Evacuated 1,000 miles east to Kuibyshev in October 1941, Shostakovich finished his symphony – one which was punctuated by war-like drums and characterised by both a sense of struggle and of hopefulness – and premiered it there in March 1942.
By that time, the sufferings of the winter of 1941-42 had reduced Leningrad to a starving, battered city, but that summer the work would nevertheless be performed in Leningrad itself in one of the most moving and dramatic musical performances in history.
The Leningrad Radio Orchestra had been on a six-month hiatus when conductor Karl Eliasberg tried to reassemble it in mid-1942 with the purpose of giving Shostakovich’s Seventh its Saint Petersburg premiere.
Many of the players had not survived the winter, those that remained were starving, and any available musician, including serving soldiers, was drafted in to make up the numbers.
Rehearsals often broke up early for sheer lack of energy, but on the evening of August 9, 1942, Shostakovich’s Seventh Symphony was performed at the chandelier-festooned Philharmonic Hall by the black tie-clad players. Blasted out by loudspeakers all around the city so the German lines could hear it, a greater act of defiance would be hard to conceive of.

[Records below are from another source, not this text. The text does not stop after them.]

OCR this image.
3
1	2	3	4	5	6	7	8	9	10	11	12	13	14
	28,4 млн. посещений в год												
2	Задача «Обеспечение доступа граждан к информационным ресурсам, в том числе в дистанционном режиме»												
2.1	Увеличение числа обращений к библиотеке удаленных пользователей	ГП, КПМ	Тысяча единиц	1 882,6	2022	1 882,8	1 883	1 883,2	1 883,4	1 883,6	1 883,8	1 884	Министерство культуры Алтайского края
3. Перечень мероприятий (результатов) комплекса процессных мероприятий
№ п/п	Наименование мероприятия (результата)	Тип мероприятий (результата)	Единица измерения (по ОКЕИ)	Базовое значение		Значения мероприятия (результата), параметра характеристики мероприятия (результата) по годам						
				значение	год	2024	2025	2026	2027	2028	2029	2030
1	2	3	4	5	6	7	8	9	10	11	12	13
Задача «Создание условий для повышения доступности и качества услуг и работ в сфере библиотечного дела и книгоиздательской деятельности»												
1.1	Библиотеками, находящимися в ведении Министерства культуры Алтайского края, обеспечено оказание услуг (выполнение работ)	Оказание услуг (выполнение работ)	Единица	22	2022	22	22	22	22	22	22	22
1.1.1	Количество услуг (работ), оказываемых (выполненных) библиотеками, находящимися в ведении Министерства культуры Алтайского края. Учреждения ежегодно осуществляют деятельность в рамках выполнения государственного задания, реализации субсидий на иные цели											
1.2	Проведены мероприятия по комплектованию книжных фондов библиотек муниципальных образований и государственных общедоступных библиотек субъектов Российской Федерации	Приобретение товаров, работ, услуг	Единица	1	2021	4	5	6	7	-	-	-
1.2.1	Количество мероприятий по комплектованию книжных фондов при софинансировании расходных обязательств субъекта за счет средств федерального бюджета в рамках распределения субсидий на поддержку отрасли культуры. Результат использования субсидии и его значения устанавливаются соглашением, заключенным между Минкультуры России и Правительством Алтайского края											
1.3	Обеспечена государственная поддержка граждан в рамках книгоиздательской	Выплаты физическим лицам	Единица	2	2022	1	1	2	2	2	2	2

Shostakovich dedicated his symphony to the people of Leningrad who went on to suffer another year and half of siege, and his Eighth Symphony of 1943 would reflect the sombre mood of those years, despite the Red Army having by that time gained the upper hand over the Germans. Its less than triumphant tone earned him another ban by the authorities.
This survival of music against the odds in Saint Petersburg was no better represented than by the ‘jazz on bones’ phenomenon. While the avant-garde had briefly thrived in the 1920s – Leningradtsy Léon Theremin’s invention of one of the earliest electronic instruments was a potent symbol of this – under Stalin the authorities cracked down on the innovative, the ‘bourgeois’ and the Western in favour of patriotic music. But one Saint Petersburg native, Stanislav Philo, sidestepped the bans by establishing a black-market trade in recordings crudely copied on to used X-ray film on which the medical images were still visible – hence the name.
Tchaikovsky once said: “Truly there would be reason to go mad were it not for music.” But in Saint Petersburg, it seems, the preservation of music in the face of adversity has led to madness in the form of daring defiance.